As long-running legal feud slogs on, Lampert and Sears Holdings creditors ordered to mediation

Dive Brief:

  • A federal bankruptcy judge ordered mediation in ongoing litigation between creditors to Sears Holdings, which has been stuck in bankruptcy limbo for more than three years, and the company’s former head, Eddie Lampert.
  • Creditors seeking repayment on years-old claims have alleged that Lampert and his hedge fund ESL Investments transferred billions of dollars in assets to Lampert during his years at the helm of Sears Holdings.
  • “The defendants’ motions to dismiss remain pending, and ESL continues to believe that plaintiffs’ claims are contrary to both the law and the facts,” a spokesperson for ESL said in an emailed statement. “We look forward to the mediation, but remain prepared to defend ourselves in court if a reasonable resolution cannot be achieved.”

Dive Insight:

Litigation against Lampert has dragged on through much of Sears Holdings’ bankruptcy, which has continued on well past the sale of Sears’ remaining stores to the Lampert-controlled Transformco in early 2019.

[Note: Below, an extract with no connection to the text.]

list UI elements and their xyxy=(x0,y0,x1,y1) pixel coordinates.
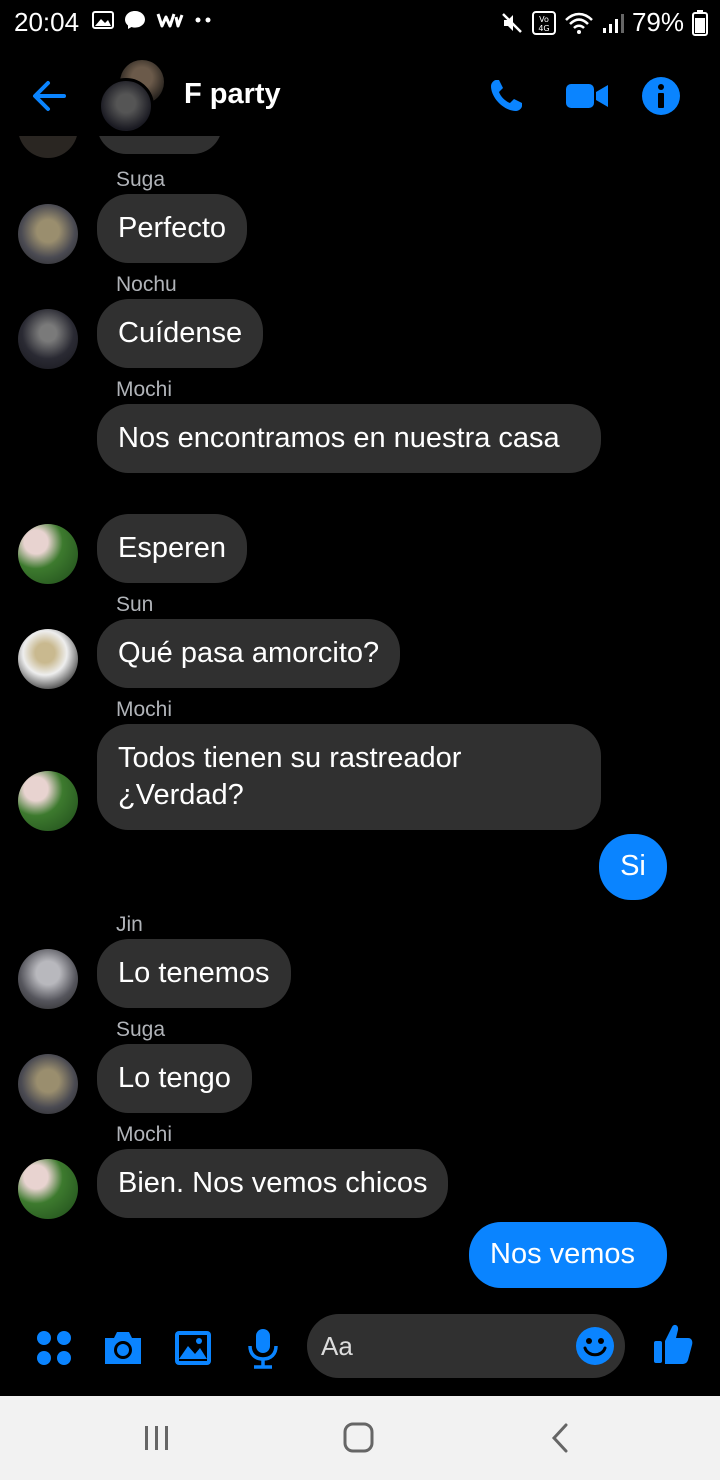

For unsecured creditors, lawsuits against directors and executives of debtor companies are among the few avenues for repayment in bankruptcy cases where claims like shipping invoices go unpaid. 

Sears Holdings filed for bankruptcy in the fall of 2018. Today the company is a husk, with its administrative debts — which include both lawyers’ and consultants’ fees as well as claims by vendors — from its endless bankruptcy still being fought over. 

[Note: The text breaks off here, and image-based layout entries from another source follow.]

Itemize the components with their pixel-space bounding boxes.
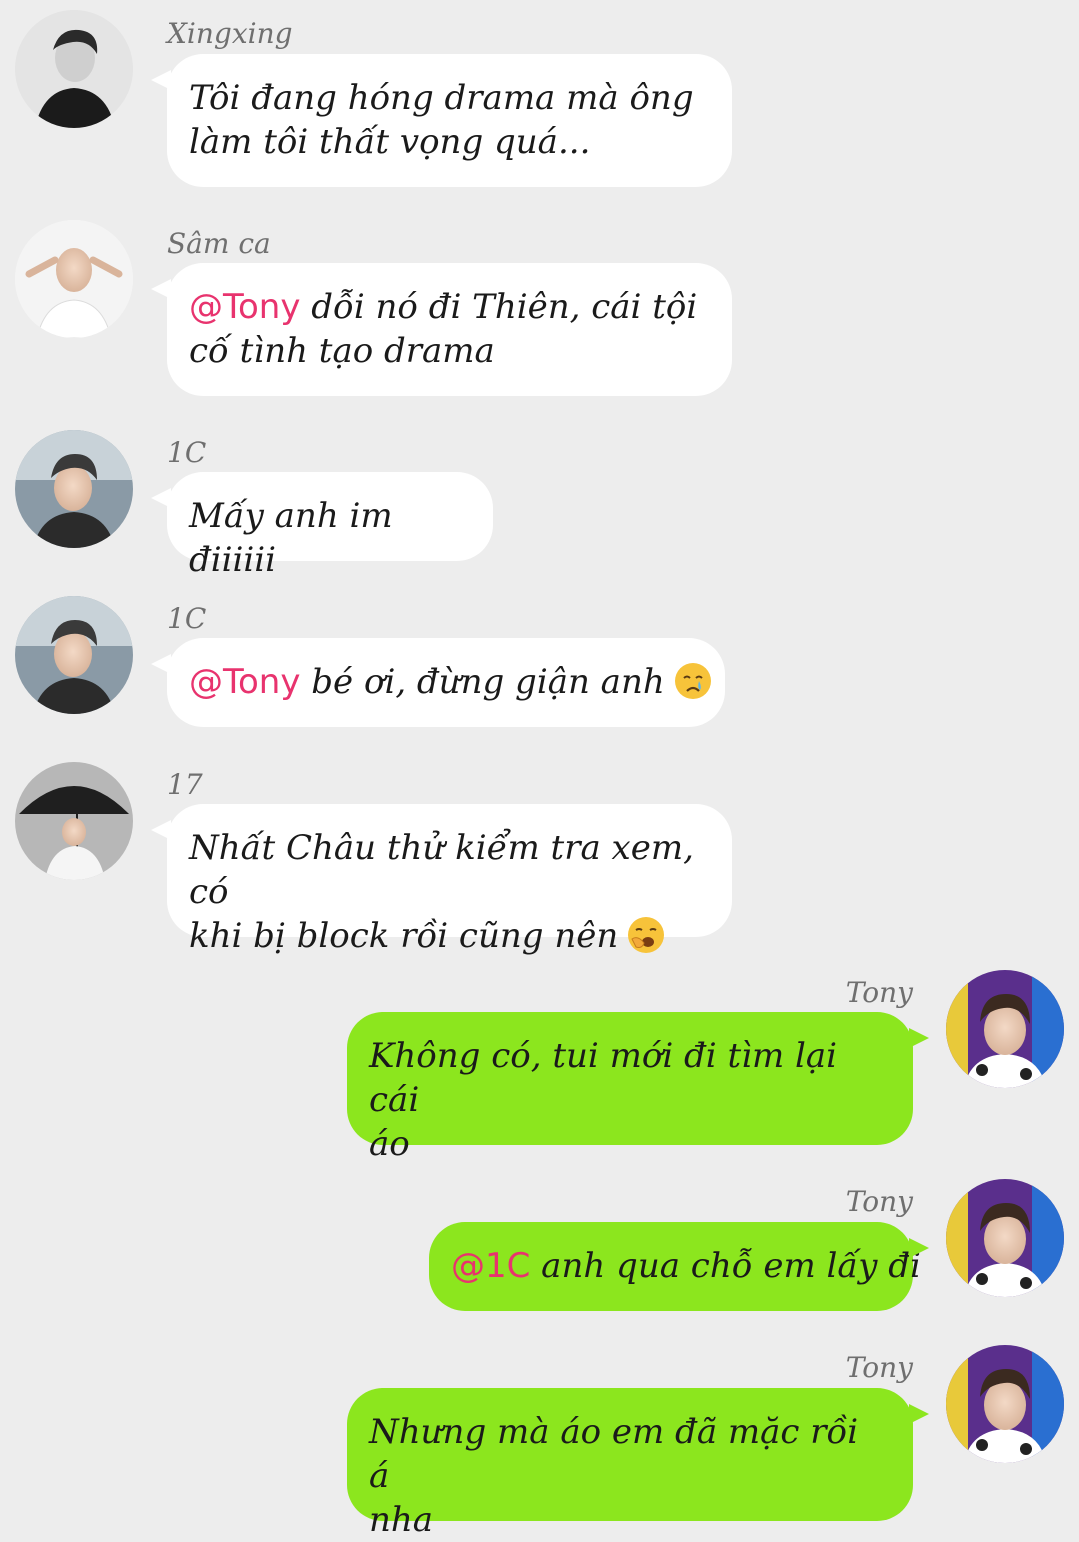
message-text-line: Tôi đang hóng drama mà ông [189,78,694,118]
mention-link[interactable]: @1C [451,1246,530,1286]
bubble-tail [909,1028,929,1048]
message-text-line: làm tôi thất vọng quá... [189,122,591,162]
message-bubble[interactable]: @Tony bé ơi, đừng giận anh [151,638,725,727]
message-bubble[interactable]: Mấy anh im điiiiii [151,472,493,580]
message-text-line: nha [369,1500,434,1540]
yawning-face-icon [628,917,665,953]
bubble-tail [909,1404,929,1424]
message-text: anh qua chỗ em lấy đi [530,1246,921,1286]
person-photo-icon [15,762,133,880]
message-text-line: áo [369,1124,410,1164]
sender-name: Tony [845,1351,913,1384]
avatar[interactable] [946,1345,1064,1463]
message-text: khi bị block rồi cũng nên [189,916,619,956]
bubble-tail [151,654,171,674]
avatar[interactable] [15,596,133,714]
sender-name: 1C [167,436,207,469]
avatar[interactable] [946,970,1064,1088]
avatar[interactable] [946,1179,1064,1297]
bubble-tail [151,70,171,90]
person-photo-icon [946,970,1064,1088]
bubble-tail [151,279,171,299]
message-text-line: Mấy anh im điiiiii [189,496,393,580]
message-bubble[interactable]: Tôi đang hóng drama mà ông làm tôi thất … [151,54,732,187]
message-text-line: @Tony bé ơi, đừng giận anh [189,660,711,704]
message-text: bé ơi, đừng giận anh [300,662,665,702]
person-photo-icon [15,220,133,338]
sender-name: Tony [845,976,913,1009]
message-text-line: Không có, tui mới đi tìm lại cái [369,1036,838,1120]
message-text: dỗi nó đi Thiên, cái tội [300,287,698,327]
avatar[interactable] [15,762,133,880]
message-text-line: cố tình tạo drama [189,331,495,371]
person-photo-icon [15,430,133,548]
avatar[interactable] [15,10,133,128]
sender-name: 17 [167,768,203,801]
message-text-line: @1C anh qua chỗ em lấy đi [451,1244,921,1288]
message-bubble[interactable]: @Tony dỗi nó đi Thiên, cái tội cố tình t… [151,263,732,396]
mention-link[interactable]: @Tony [189,287,300,327]
message-bubble[interactable]: Không có, tui mới đi tìm lại cái áo [347,1012,929,1164]
message-bubble[interactable]: Nhất Châu thử kiểm tra xem, có khi bị bl… [151,804,732,956]
bubble-tail [909,1238,929,1258]
bubble-tail [151,820,171,840]
message-text-line: Nhất Châu thử kiểm tra xem, có [189,828,694,912]
sender-name: Sâm ca [167,227,271,260]
avatar[interactable] [15,430,133,548]
person-photo-icon [946,1179,1064,1297]
message-text-line: khi bị block rồi cũng nên [189,914,708,958]
person-photo-icon [15,596,133,714]
mention-link[interactable]: @Tony [189,662,300,702]
person-photo-icon [946,1345,1064,1463]
sender-name: 1C [167,602,207,635]
message-text-line: @Tony dỗi nó đi Thiên, cái tội [189,285,708,329]
sender-name: Tony [845,1185,913,1218]
message-bubble[interactable]: @1C anh qua chỗ em lấy đi [429,1222,929,1311]
person-photo-icon [15,10,133,128]
message-bubble[interactable]: Nhưng mà áo em đã mặc rồi á nha [347,1388,929,1540]
message-text-line: Nhưng mà áo em đã mặc rồi á [369,1412,859,1496]
bubble-tail [151,488,171,508]
avatar[interactable] [15,220,133,338]
crying-face-icon [674,663,711,699]
sender-name: Xingxing [167,17,293,50]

Creditors warned long ago that Sears Holdings was administratively insolvent, meaning there wasn’t enough value in its assets to cover the claims against it in bankruptcy. The entity’s enormous stack of legal and consulting fees have made it the most expensive bankruptcy case in recent history, if not all time. At this time last year, the company was more than $80 million short on its obligations to administrative creditors. 

Meanwhile, remaining Sears and Kmart stores have been steadily declining in number since Lampert bought them, with the footprints of both banners just a tiny fraction of what they once were. 

As for the litigation against Lampert, the original complaint targeted the deep and complicated financial relationship between the former chief and the company he ran. Lampert, at the time Sears Holdings filed for bankruptcy, was the company’s leader, largest investor, largest lender, a landlord through the real estate spinoff from Sears (Seritage Growth Properties) that Lampert bought a large chunk of, and a vendor through his stake in Lands’ End, another Sears spinoff Lampert profited from. 

Plaintiffs in the past have accused Lampert of “thefts of assets,” “rank self-dealing” and “numerous other breaches of fiduciary duty,” all allegations that Lampert has denied. 

The mediation, first reported on by the Wall Street Journal’s bankruptcy specialty publication, will be private, with both parties forbidden by the judge from disclosing any details or proposals that come out of the process.

The judge in the case set a deadline of May 23 for the mediation to conclude.